Perhaps -- but I prefer to go on respecting Dudley Nichols and throw this book overboard. HAMILTON WANTS to have it both ways: He belittles famous novelists for failing in Hollywood. But he also belittles successful screenwriters for being shallow and pliable enough to make it in movie land.

Hamilton never pauses to ask himself why some writers do well in Hollywood and others don't. He does notice that a lot of journalists have found happy homes in Hollywood, but he never wonders if something about journalism might possibly prepare writers for screenwriting. He seems to believe that all the ex-newspaper reporters in Hollywood -- Ben Hecht, Charles MacArthur, Herman Mankiewicz, Dudley Nichols and so on -- are just a coincidence.

But actually journalism and screenwriting have a lot in common. Honest reporters only write what they see and hear. In other words, journalists don't read minds. Likewise, screenwriters only write what the camera can see and the microphone can hear. In other words, movie writers can't write camera instructions such as the following: CUT TO -- INTERIOR -- JOE'S MIND. So journalists who go to Hollywood have had a lot of practice doing just the kind of writing they need to do in Hollywood. No wonder many do it well.

But novel writing is obviously a lot different from screenwriting. Novelists do read minds. Novelists do tell us what their characters are thinking. Novelists do cover a lot more than the visible and audible world. So no wonder their craft -- their art -- is not always readily translatable into screenwriting. The bottle was not necessarily all that defeated Faulkner and Fitzgerald in Hollywood.

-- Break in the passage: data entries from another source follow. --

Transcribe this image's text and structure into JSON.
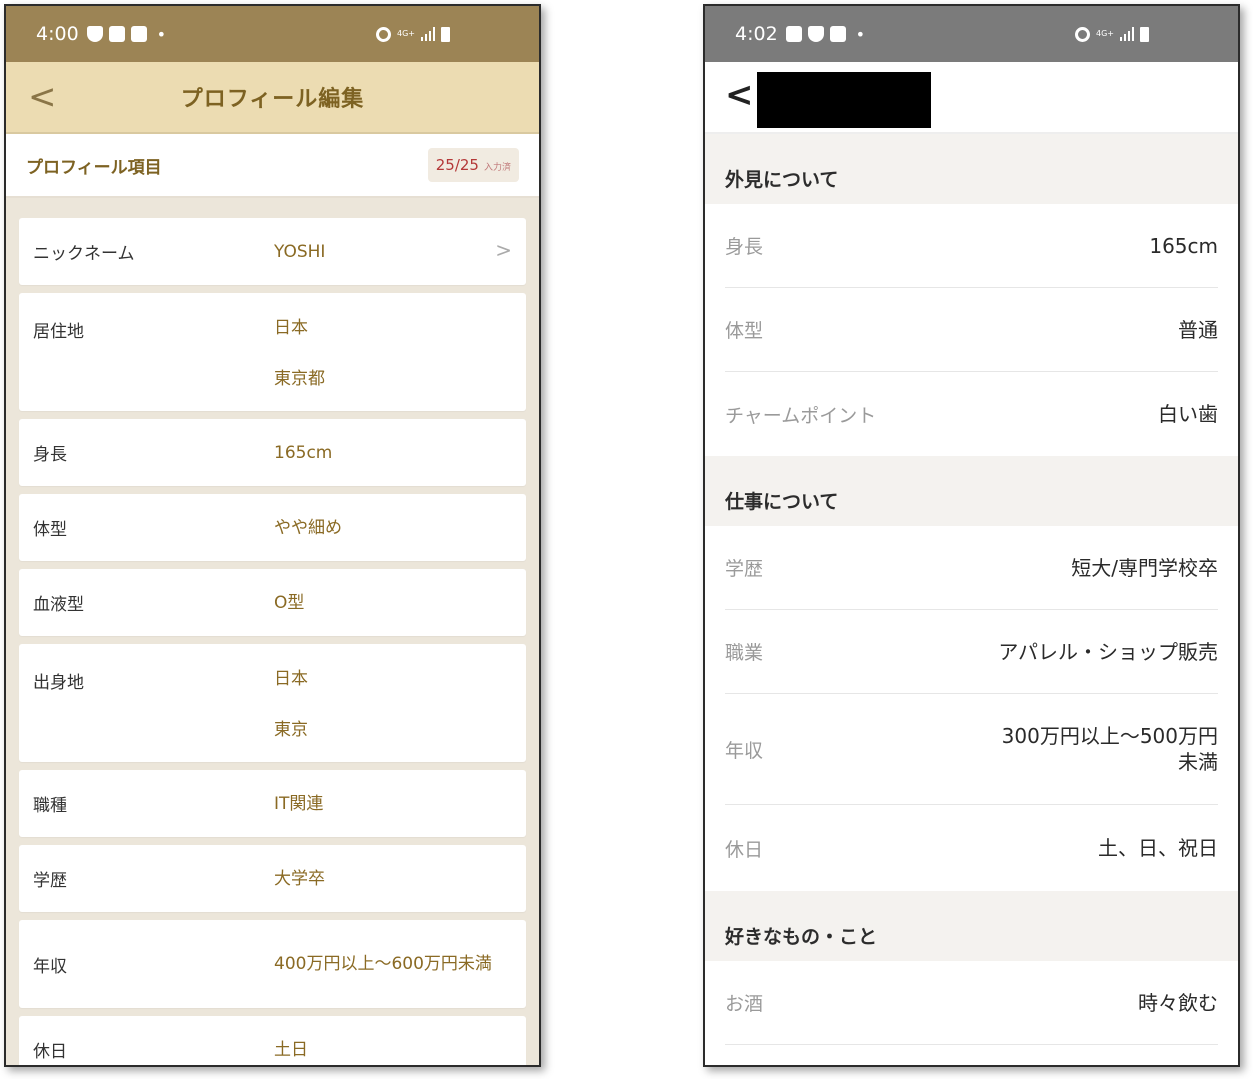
{
  "left": {
    "status": {
      "time": "4:00",
      "net": "4G+"
    },
    "header": {
      "back": "<",
      "title": "プロフィール編集"
    },
    "subbar": {
      "title": "プロフィール項目",
      "count": "25/25",
      "count_suffix": "入力済"
    },
    "items": [
      {
        "label": "ニックネーム",
        "value": "YOSHI",
        "chevron": ">"
      },
      {
        "label": "居住地",
        "value1": "日本",
        "value2": "東京都"
      },
      {
        "label": "身長",
        "value": "165cm"
      },
      {
        "label": "体型",
        "value": "やや細め"
      },
      {
        "label": "血液型",
        "value": "O型"
      },
      {
        "label": "出身地",
        "value1": "日本",
        "value2": "東京"
      },
      {
        "label": "職種",
        "value": "IT関連"
      },
      {
        "label": "学歴",
        "value": "大学卒"
      },
      {
        "label": "年収",
        "value": "400万円以上～600万円未満"
      },
      {
        "label": "休日",
        "value": "土日"
      }
    ]
  },
  "right": {
    "status": {
      "time": "4:02",
      "net": "4G+"
    },
    "header": {
      "back": "<"
    },
    "sections": [
      {
        "title": "外見について",
        "rows": [
          {
            "label": "身長",
            "value": "165cm"
          },
          {
            "label": "体型",
            "value": "普通"
          },
          {
            "label": "チャームポイント",
            "value": "白い歯"
          }
        ]
      },
      {
        "title": "仕事について",
        "rows": [
          {
            "label": "学歴",
            "value": "短大/専門学校卒"
          },
          {
            "label": "職業",
            "value": "アパレル・ショップ販売"
          },
          {
            "label": "年収",
            "value": "300万円以上～500万円",
            "value_line2": "未満"
          },
          {
            "label": "休日",
            "value": "土、日、祝日"
          }
        ]
      },
      {
        "title": "好きなもの・こと",
        "rows": [
          {
            "label": "お酒",
            "value": "時々飲む"
          }
        ]
      }
    ]
  }
}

Insight into what makes a screenwriter is not all that is missing from Writers in Hollywood. There is also no new research. The author carefully footnotes all his facts, which all come out of other books and articles. This volume about Hollywood, which is after all a fabulous place, was written in the library.

There is no new point of view -- in fact, no point of view at all. Hamilton describes a government agency set up to advise Hollywood during World War II as follows: "The reviewers had no particular love of the movies, nor any real taste for 'entertainment,' and were on the whole grindingly humorless in their appraisals." I would say the same of Hamilton himself.

This book is simply a rearrangement of all the old Hollywood anecdotes.

One old anecdote -- which Hamilton chooses not to tell -- comes to mind. It is the one about the time Herman Mankiewicz, who wrote "Citizen Kane," got drunk and threw up at a fancy Hollywood dinner party.

"Don't worry," Mankiewicz told his distressed hostess, "the white wine came up with the fish."

The problem with Ian Hamilton's book is the order in which things come up. The studio bosses come up first. Then come the directors. Then come the writer-directors. And the Just Plain Writers keep coming up last in this book that is supposed to be about writers in Hollywood.

Aaron Latham is the author of "Crazy Sundays: F. Scott Fitzgerald in Hollywood" and the screenplay for "Urban Cowboy."